Thariq mulai melepaskan kaitan kelingkingnya. Dan meletakkan kembali punggung jari Saaih pelan-pelan karena ada begitu banyak kabel yang tengah melilit tangannya. Ia tak ingin merusak apapun apalagi membuat adiknya itu kesakitan.

Ceklek...

Suara pintu yang dibuka dari luar terdengar membuat keduanya menoleh dari arah pintu. Terlihat Atta bersama dokter berjas putih dengan berkalung stetoskop.

Siapa lagi selain Dokter Herman? Ia dengan cepat segera memeriksa keadaan Saaih dengan stetoskop mulai dari dada hingga ke perut. Tak ada satu pun organ tubuh yang rasanya terlewat untuk ia cek.

"Gaada yang perlu dikhawatirkan keadaan Saaih sudah mulai membaik." dokter itu mulai melepaskan stetoskop dari telinganya, lalu mengalungkan benda tersebut kembali ke lehernya.
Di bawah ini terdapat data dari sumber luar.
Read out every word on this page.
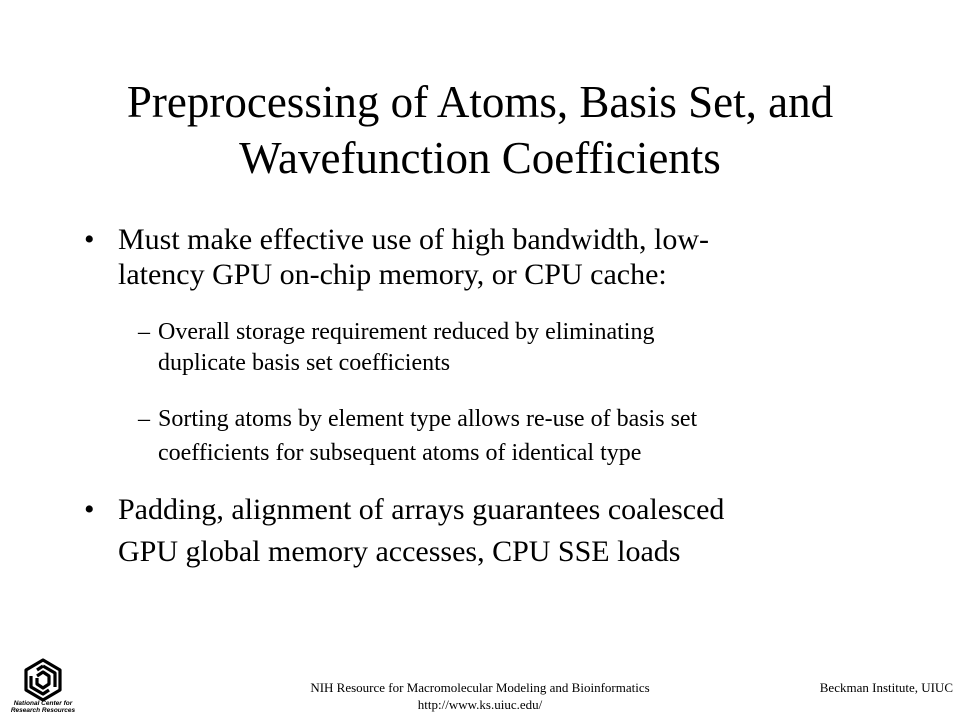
Preprocessing of Atoms, Basis Set, and
Wavefunction Coefficients
• Must make effective use of high bandwidth, low-
latency GPU on-chip memory, or CPU cache:
– Overall storage requirement reduced by eliminating
duplicate basis set coefficients
– Sorting atoms by element type allows re-use of basis set
coefficients for subsequent atoms of identical type
• Padding, alignment of arrays guarantees coalesced
GPU global memory accesses, CPU SSE loads
National Center for
Research Resources
NIH Resource for Macromolecular Modeling and Bioinformatics
http://www.ks.uiuc.edu/
Beckman Institute, UIUC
"Nanti mungkin saya akan minta salah satu perawat ke sini untuk mengganti kantong cairan infus." ujar Dokter Herman sambil menyentil kantong cairan infus yang masih tersisa sedikit, digantung tepat di tempat Thariq berdiri kini.

"Walaupun keadaannya sudah membaik, kami akan tetap memantau keadaannya hingga 24 jam kedepan." ucap Dokter Herman tersenyum mencoba menenangkan keduanya yang terlihat jelas dari mimik wajahnya terlihat sangatlah tegang.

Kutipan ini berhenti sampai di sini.